After skin incision as usual, median sternotomy was performed with a sternotome, in order to lift up the sternal bone and spare the tissues behind. Because of the remarkable tilting and depth of the sternum towards the right of the patient, an asymmetric retractor (IMA Couëtil Retractor, Delacroix-Chevalier, Paris) was used to retract the sternal edges (Figure 1(b)). After obtaining an adequate exposure, cardiopulmonary bypass (CBP) was established through cannulation of the ascending aorta and right atrium. The aortic valve was reimplanted into a Valsalva graft (Gelweave Valsalva, Vascutek Terumo, Glasgow Ltd, UK), according to Tirone David technique: CBP time and cross clamping time were respectively 129 and 112 minutes. After CBP weaning and accurate haemostasis, the Ravitch procedure was initiated. The sternum and costal cartilages were exposed. After perichondral incision, the 5th, 6th and 7th costal cartilages on the right side were removed, followed by the 5th and 6th costal cartilages on the left side. As the right hemisternum was more challenging to mobilise, a partial transverse sternotomy of the inferior third was necessary to allow a complete mobilization of the sternal body and a complete correction of the sternal malformation. Result was secured with an osteosynthesis using a titanium bar (Thorib®, NeuroFrance, France) inserted under the sternum through the 5th intercostal space, and fixed with titanium staples on both sides. Osteosynthesis material is planned to be removed 6 months after surgery. Median sternotomy was then closed with usual metallic wires. Postoperative hemodynamic was supported by noradrenaline, gradually downshifted and the hospitalization was regular, without transfusions or biochemical alterations. We report a pericardial effusion drained 10 days after surgery, without complications. The patient was discharged on postoperative day 19, with a satisfactory functional and cosmetic result. A 5-month CT control showed a slight residual excavation in the lower part of the sternum, not clinically certifiable.

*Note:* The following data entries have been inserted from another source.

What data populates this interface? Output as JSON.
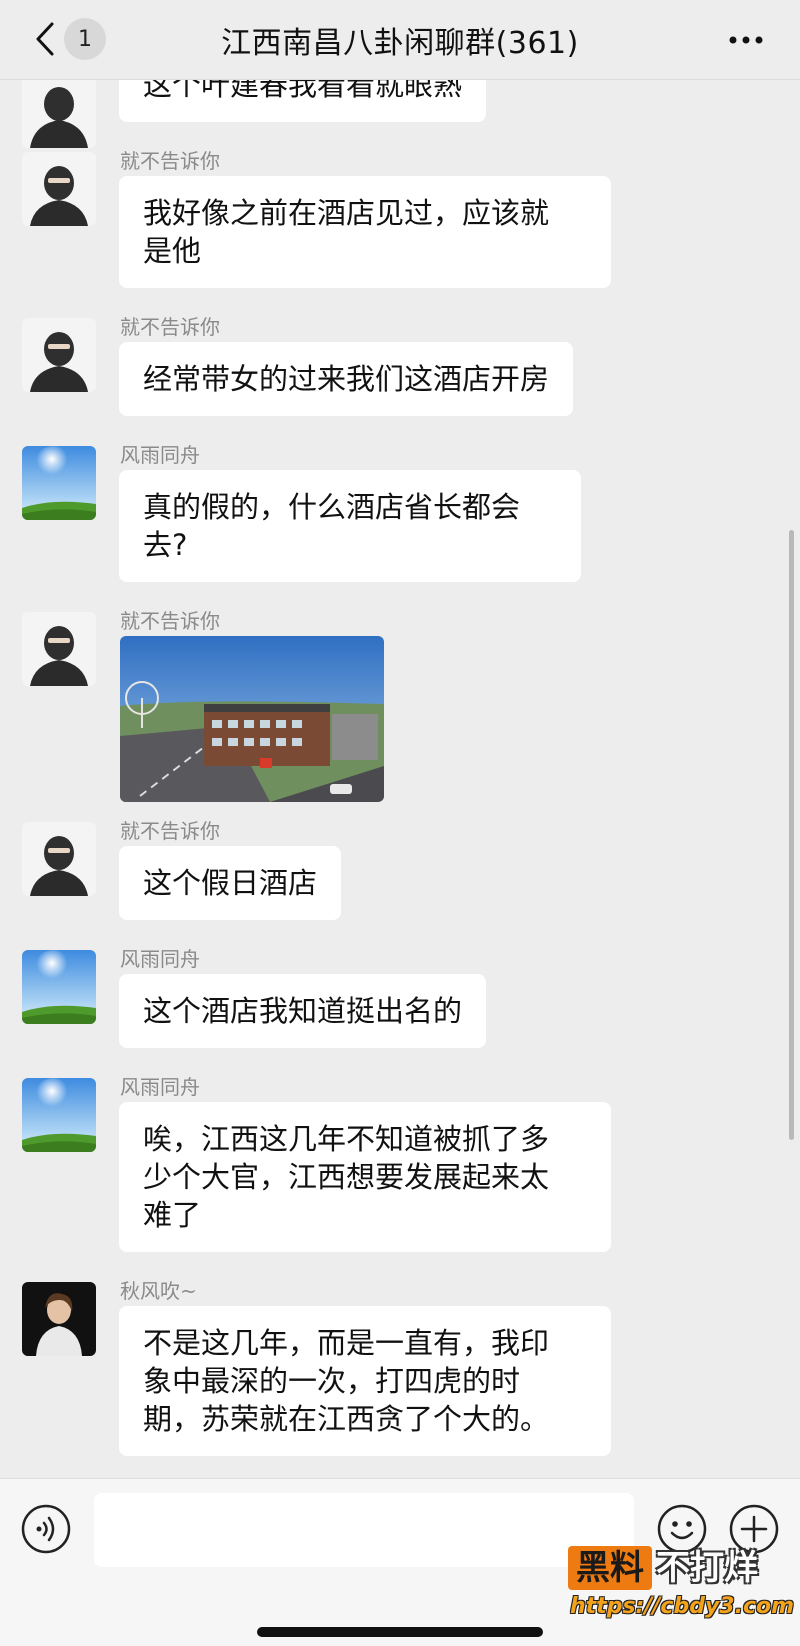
{
  "header": {
    "back_badge": "1",
    "title": "江西南昌八卦闲聊群(361)"
  },
  "messages": [
    {
      "sender": "",
      "avatar": "masked-man",
      "text": "这个叶建春我看看就眼熟"
    },
    {
      "sender": "就不告诉你",
      "avatar": "masked-man",
      "text": "我好像之前在酒店见过，应该就\n是他"
    },
    {
      "sender": "就不告诉你",
      "avatar": "masked-man",
      "text": "经常带女的过来我们这酒店开房"
    },
    {
      "sender": "风雨同舟",
      "avatar": "sky-landscape",
      "text": "真的假的，什么酒店省长都会\n去?"
    },
    {
      "sender": "就不告诉你",
      "avatar": "masked-man",
      "image": "hotel-photo"
    },
    {
      "sender": "就不告诉你",
      "avatar": "masked-man",
      "text": "这个假日酒店"
    },
    {
      "sender": "风雨同舟",
      "avatar": "sky-landscape",
      "text": "这个酒店我知道挺出名的"
    },
    {
      "sender": "风雨同舟",
      "avatar": "sky-landscape",
      "text": "唉，江西这几年不知道被抓了多\n少个大官，江西想要发展起来太\n难了"
    },
    {
      "sender": "秋风吹~",
      "avatar": "woman-portrait",
      "text": "不是这几年，而是一直有，我印\n象中最深的一次，打四虎的时\n期，苏荣就在江西贪了个大的。"
    }
  ],
  "input": {
    "value": "",
    "placeholder": ""
  },
  "watermark": {
    "part1": "黑料",
    "part2": "不打烊",
    "url": "https://cbdy3.com"
  },
  "colors": {
    "background": "#ededed",
    "bubble": "#ffffff",
    "watermark_accent": "#ee7a12"
  }
}
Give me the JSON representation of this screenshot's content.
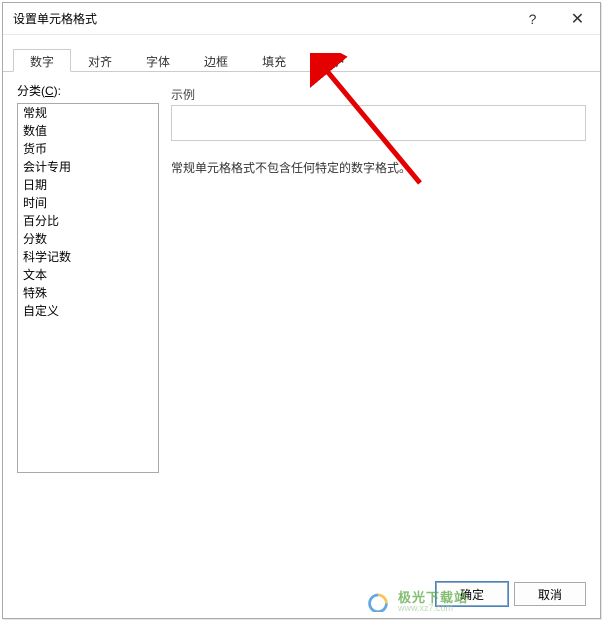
{
  "titlebar": {
    "title": "设置单元格格式",
    "help_icon": "?",
    "close_icon": "✕"
  },
  "tabs": {
    "items": [
      {
        "label": "数字"
      },
      {
        "label": "对齐"
      },
      {
        "label": "字体"
      },
      {
        "label": "边框"
      },
      {
        "label": "填充"
      },
      {
        "label": "保护"
      }
    ]
  },
  "category": {
    "label_prefix": "分类(",
    "label_key": "C",
    "label_suffix": "):",
    "items": [
      "常规",
      "数值",
      "货币",
      "会计专用",
      "日期",
      "时间",
      "百分比",
      "分数",
      "科学记数",
      "文本",
      "特殊",
      "自定义"
    ]
  },
  "sample": {
    "label": "示例"
  },
  "description": "常规单元格格式不包含任何特定的数字格式。",
  "footer": {
    "ok": "确定",
    "cancel": "取消"
  },
  "watermark": {
    "cn": "极光下载站",
    "en": "www.xz7.com"
  }
}
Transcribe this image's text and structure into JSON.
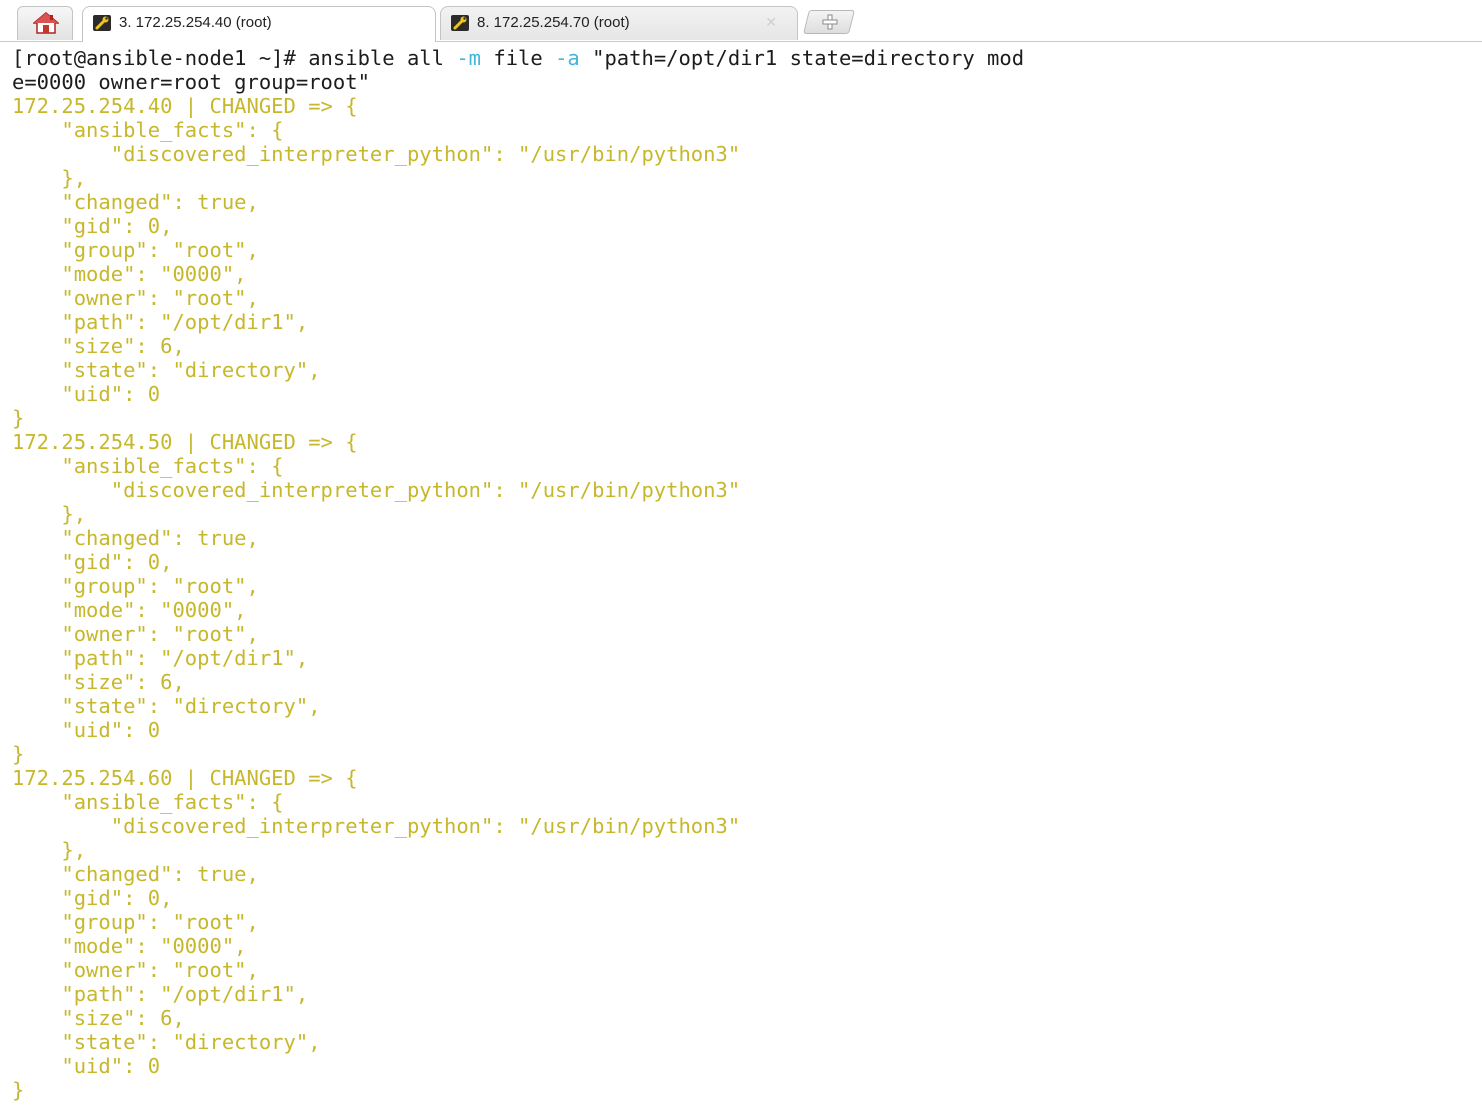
{
  "tabs": [
    {
      "label": "3. 172.25.254.40 (root)",
      "active": true
    },
    {
      "label": "8. 172.25.254.70 (root)",
      "active": false
    }
  ],
  "tab_close_glyph": "✕",
  "colors": {
    "output_text": "#c6b72c",
    "command_text": "#1c1c1c",
    "option_flag": "#45b5d8",
    "home_icon": "#d9534f"
  },
  "terminal": {
    "prompt": "[root@ansible-node1 ~]# ",
    "cmd_part1": "ansible all ",
    "opt_m": "-m",
    "cmd_part2": " file ",
    "opt_a": "-a",
    "cmd_part3": " \"path=/opt/dir1 state=directory mod",
    "cmd_wrap": "e=0000 owner=root group=root\"",
    "blocks": [
      {
        "header": "172.25.254.40 | CHANGED => {",
        "lines": [
          "    \"ansible_facts\": {",
          "        \"discovered_interpreter_python\": \"/usr/bin/python3\"",
          "    },",
          "    \"changed\": true,",
          "    \"gid\": 0,",
          "    \"group\": \"root\",",
          "    \"mode\": \"0000\",",
          "    \"owner\": \"root\",",
          "    \"path\": \"/opt/dir1\",",
          "    \"size\": 6,",
          "    \"state\": \"directory\",",
          "    \"uid\": 0",
          "}"
        ]
      },
      {
        "header": "172.25.254.50 | CHANGED => {",
        "lines": [
          "    \"ansible_facts\": {",
          "        \"discovered_interpreter_python\": \"/usr/bin/python3\"",
          "    },",
          "    \"changed\": true,",
          "    \"gid\": 0,",
          "    \"group\": \"root\",",
          "    \"mode\": \"0000\",",
          "    \"owner\": \"root\",",
          "    \"path\": \"/opt/dir1\",",
          "    \"size\": 6,",
          "    \"state\": \"directory\",",
          "    \"uid\": 0",
          "}"
        ]
      },
      {
        "header": "172.25.254.60 | CHANGED => {",
        "lines": [
          "    \"ansible_facts\": {",
          "        \"discovered_interpreter_python\": \"/usr/bin/python3\"",
          "    },",
          "    \"changed\": true,",
          "    \"gid\": 0,",
          "    \"group\": \"root\",",
          "    \"mode\": \"0000\",",
          "    \"owner\": \"root\",",
          "    \"path\": \"/opt/dir1\",",
          "    \"size\": 6,",
          "    \"state\": \"directory\",",
          "    \"uid\": 0",
          "}"
        ]
      }
    ]
  }
}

Aortic and pectus excavatum surgery in Marfan patients have been carried out with many surgical techniques and approaches  . The Ravitch and the Nussprocedures are the most common techniques for the treatment of pectus excavatum, they are not simply esthetical and both have advantages and disadvantages: Ravitch technique implies cartilage excision with a greater risk of infection, but, in case of thoracic revision, the metallic bar excision is feasible; Nuss technique is performed usually with shorter times, but emergent resuscitation and bar excision may be more challenging. We chose the former one, as more manageable in case of urgent reaccess to the operative room. Our patient didn’t need any emergent procedure, but a surgical drain had to be put in place, because of a pericardial effusion and it has been managed through a small incision beneath the xiphoid, without any complication. The concomitant treatment of aortic disease and pectus excavatum has become popular in literature, both in pediatric  and adult patients  . Most authors propose the single-time approach as the best, as it allows an early cosmetic result and satisfaction. Besides, at time of sternal closure, a non-repaired pectus may compress the right ventricle with hemodynamic deterioration immediately after surgery  . The simultaneous correction allows a better cardiac and pulmonary function after surgery and allows a better surgical exposition, as well  . On the other hand it prolongs the surgical time and may increase the risk of bleeding and infection. In order to minimize surgical bleeding the thoracic procedure is started after protamin administration; besides, the perichondrium left in place avoids thoracic vessels to be damaged. In our case, mammary arteries were spared, so as to allow a better healing of bone and wound. In our experience Ravitch after aortic surgery extends the surgical time, but it presents low risks of acute bleeding or acute early morbidity. The fact of resynthesizing the sternal edges avoids an immediate heart compression and it is an appealing opportunity to the surgeon and to the operative team.